I condòmini, in tutto una cinquantina di famiglie, anni dopo presentarono un ricorso al TAR (tribunale amministrativo regionale) contro le inadempienze del comune. Il TAR accolse il ricorso e la giunta comunale nel 2008 approvò una delibera per sbloccare i lavori. Il vecchio stanziamento di 8 miliardi di lire fu convertito in 7 milioni e 800mila euro, sempre presi dai fondi per la ricostruzione. Nel 2010 finalmente i lavori iniziarono e il 5 febbraio del 2016, trentasei anni dopo il terremoto, il sindaco Luigi de Magistris inaugurò il portone monumentale ristrutturato. «È il primo tassello di un grandissimo lavoro di squadra, siamo riusciti a sbloccare le incrostazioni che hanno caratterizzato i lavori di questo restauro, che non è ancora finito», disse.

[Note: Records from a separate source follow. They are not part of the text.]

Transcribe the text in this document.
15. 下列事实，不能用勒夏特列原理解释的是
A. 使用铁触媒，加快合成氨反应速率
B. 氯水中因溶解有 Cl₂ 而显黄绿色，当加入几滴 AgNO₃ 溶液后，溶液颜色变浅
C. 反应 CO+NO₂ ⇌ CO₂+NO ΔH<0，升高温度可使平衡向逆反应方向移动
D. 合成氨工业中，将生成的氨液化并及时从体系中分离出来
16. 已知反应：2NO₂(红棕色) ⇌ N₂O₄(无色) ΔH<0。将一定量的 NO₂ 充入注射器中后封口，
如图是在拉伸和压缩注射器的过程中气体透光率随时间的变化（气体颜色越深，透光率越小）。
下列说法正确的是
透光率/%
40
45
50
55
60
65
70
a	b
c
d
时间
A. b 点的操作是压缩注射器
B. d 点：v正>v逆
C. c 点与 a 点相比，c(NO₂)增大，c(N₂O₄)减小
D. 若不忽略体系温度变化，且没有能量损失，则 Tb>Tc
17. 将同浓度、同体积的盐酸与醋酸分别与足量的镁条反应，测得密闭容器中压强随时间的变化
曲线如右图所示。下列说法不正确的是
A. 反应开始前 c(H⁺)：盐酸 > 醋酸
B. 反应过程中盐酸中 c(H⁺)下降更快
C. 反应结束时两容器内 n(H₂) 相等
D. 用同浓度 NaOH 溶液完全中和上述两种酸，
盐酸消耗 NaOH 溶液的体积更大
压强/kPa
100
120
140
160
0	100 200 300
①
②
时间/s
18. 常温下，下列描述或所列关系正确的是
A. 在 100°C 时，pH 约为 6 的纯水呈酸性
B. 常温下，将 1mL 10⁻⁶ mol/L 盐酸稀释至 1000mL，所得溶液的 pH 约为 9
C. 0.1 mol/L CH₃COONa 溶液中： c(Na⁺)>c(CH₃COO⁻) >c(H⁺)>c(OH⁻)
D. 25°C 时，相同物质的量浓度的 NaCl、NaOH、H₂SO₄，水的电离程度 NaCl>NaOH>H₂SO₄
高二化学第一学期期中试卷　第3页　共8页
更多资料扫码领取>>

«Se avesse fatto un giro all’interno del palazzo si sarebbe accorto di come stavano davvero le cose», dice Monti. All’appartamento “nobile”, secondo il progetto iniziale, spettavano 4,2 milioni del finanziamento, ma secondo Monti «furono dirottati tutti per rifare la facciata» e all’interno ne furono spesi solo 860mila. Con quei soldi fu rifatto il tetto andato a fuoco, si cominciò il restauro della sala concerti e fu ripulita e foderata la tela di Fischetti, che si era salvata dall’incendio perché era stata smontata e arrotolata già alla fine degli anni Novanta. Non fu fatto però nessun lavoro di consolidamento.
Monti denuncia il rischio di cedimenti strutturali del palazzo e dice che, viste le condizioni in cui si trovano le sale e il rischio di crolli, non se la sente di aprirle alle visite turistiche o a quelle scolastiche. Poiché il palazzo è vincolato dallo Stato per il suo interesse artistico e storico, e il ministero della Cultura sul suo sito lo definisce «un gioiello del barocco», a ottobre del 2023 Monti ha girato con il suo cellulare un video tra le sale e la loggia in rovina, chiedendo al ministro della Cultura Gennaro Sangiuliano di intervenire. Finora non ha ottenuto risposta.